少子化対策・子育て支援の充実が求められているのに福祉的機能はどうなるのか
(1月17日付)
大阪市立住吉市民病院(住之江区)廃止に伴う病院再編計画をめぐり、跡地に市が誘致する医療法人の設計上の問題で開院が2年延期されることが明らかになりました。住民の要求は、一貫して施設の現地建て替えです。
住吉市民病院は、これまで、地域の小児・周産期医療、虐待児や発達障害などの福祉的機能を担ってきました。「病院再編」は住吉市民病院を「2018年3月末に廃止し、府立急性期・総合医療センターと南港病院に再編する」というものです。
市民病院の198床のうち97床を府市共同の新病院、100床を南港病院に移し、南港病院は現在の109床とあわせた209床の新病院を市民病院跡地に開院する計画で、2月に厚生労働大臣が同意しました。
開院が2年延期!
市民病院跡地での新病院の建設をめぐっては16年3月に南港病院が設計会社と契約。5月に建築基準法の日影規制により予定していた北側には建設できないことが判明しました。
南側への建設変更で開院が20年4月に2年延期され、その間は南港病院と市民病院の既存棟を改修した2カ所で暫定的に200床を確保するとしています。

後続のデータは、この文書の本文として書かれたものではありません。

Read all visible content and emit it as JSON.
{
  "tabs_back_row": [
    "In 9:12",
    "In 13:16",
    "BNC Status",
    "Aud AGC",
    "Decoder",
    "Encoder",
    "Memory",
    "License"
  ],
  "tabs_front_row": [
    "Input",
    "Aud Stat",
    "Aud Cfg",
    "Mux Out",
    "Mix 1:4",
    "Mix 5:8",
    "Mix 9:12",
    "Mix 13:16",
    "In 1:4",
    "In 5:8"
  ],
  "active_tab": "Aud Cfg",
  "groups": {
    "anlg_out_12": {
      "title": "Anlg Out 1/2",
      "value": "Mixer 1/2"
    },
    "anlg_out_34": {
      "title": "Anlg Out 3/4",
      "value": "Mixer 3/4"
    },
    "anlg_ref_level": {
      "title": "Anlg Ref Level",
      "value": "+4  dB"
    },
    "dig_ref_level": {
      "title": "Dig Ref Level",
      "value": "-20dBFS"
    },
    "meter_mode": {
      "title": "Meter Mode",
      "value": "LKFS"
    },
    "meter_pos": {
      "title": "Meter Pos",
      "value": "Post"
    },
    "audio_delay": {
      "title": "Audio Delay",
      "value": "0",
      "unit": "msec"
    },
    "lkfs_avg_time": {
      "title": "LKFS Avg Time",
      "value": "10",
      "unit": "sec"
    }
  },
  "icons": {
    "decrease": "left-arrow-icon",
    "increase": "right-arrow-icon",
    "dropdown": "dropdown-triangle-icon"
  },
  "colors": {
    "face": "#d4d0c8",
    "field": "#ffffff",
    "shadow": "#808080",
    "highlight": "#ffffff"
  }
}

吉村洋文大阪市長は、それによって見込まれる収支不足11億5000万円を支援することを検討しています。
こうした重大な問題が市民に明らかになったのは昨年12月に入ってからでした。
府と市はその間に住民説明会を開いており、知らせる機会があったにもかかわらず、説明を行ってきませんでした。また、福祉的機能がどう確保されるのかいまだに検討中としています。
二重行政解消ありき
そもそも住吉市民病院は老朽化により現地建て替えが決まっていましたが、維新府・市政により「二重行政解消」の名で廃止が打ち出されました。2キロも離れた府立急性期・総合医療センターと統合するという案に対して、市民や地元医師会長がこぞって反対。

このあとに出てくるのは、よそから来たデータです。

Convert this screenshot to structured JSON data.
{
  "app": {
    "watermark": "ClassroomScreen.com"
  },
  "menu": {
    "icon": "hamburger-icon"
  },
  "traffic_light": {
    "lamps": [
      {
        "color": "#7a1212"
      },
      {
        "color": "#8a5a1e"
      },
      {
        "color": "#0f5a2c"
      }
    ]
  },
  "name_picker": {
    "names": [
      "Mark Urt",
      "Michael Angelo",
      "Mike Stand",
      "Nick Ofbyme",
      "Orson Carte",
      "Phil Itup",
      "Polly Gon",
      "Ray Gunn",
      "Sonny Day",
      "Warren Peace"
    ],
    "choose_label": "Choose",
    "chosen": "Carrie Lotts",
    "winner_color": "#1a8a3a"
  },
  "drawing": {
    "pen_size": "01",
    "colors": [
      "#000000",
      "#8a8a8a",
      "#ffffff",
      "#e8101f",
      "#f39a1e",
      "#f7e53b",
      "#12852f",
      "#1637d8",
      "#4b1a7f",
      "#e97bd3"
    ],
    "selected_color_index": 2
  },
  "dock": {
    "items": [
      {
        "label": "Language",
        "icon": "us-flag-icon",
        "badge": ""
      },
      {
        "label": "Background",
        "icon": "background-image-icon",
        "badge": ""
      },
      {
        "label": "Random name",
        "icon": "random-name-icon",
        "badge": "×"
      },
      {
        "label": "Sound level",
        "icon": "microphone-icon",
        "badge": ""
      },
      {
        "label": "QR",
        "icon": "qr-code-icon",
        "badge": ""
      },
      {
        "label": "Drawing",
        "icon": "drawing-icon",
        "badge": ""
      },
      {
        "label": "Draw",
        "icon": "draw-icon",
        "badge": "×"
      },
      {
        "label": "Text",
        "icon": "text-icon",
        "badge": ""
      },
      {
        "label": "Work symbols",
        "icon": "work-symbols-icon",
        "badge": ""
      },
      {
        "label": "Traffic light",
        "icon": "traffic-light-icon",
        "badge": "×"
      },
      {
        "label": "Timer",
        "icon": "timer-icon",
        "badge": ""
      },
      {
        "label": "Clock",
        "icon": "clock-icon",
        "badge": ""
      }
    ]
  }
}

次に民間病院を誘致するとしたものの公募は失敗に終わり、15年8月に南港病院誘致を決定しました。
これに対し、府の医療審議会は南港病院は小児・周産期医療の経験がなく、医師の確保の問題などで委員の圧倒的多数が再編計画に反対しましたが松井一郎知事は厚労省への申請を強行しました。

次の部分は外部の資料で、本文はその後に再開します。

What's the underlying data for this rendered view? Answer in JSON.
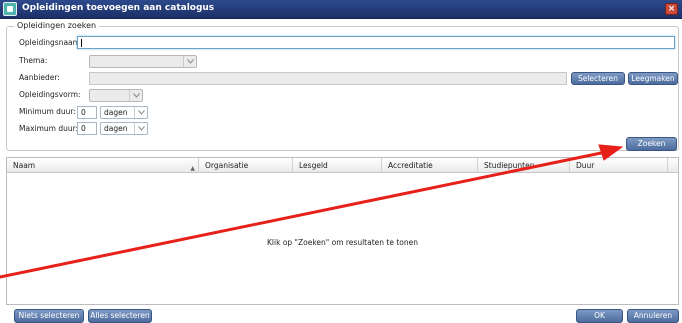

大阪日日新聞のコラムでフリーマーケット社代表の浅野秀弥さんは「市民病院が積極的に取り組んできたのは貧困者妊婦や若年出産の『新生児貧困問題』だ。論点はこの問題の解決に向け集中させるべき」「わざわざ二重行政をやり玉に挙げるポーズを示すために、地域に根ざした病院を安易に統廃合しようとするからこういう新たなムダが生まれる」と意見を述べています。
自治体病院が、公的な役割として求められているものが、この問題をめぐる運動や議論で浮かび上がっています。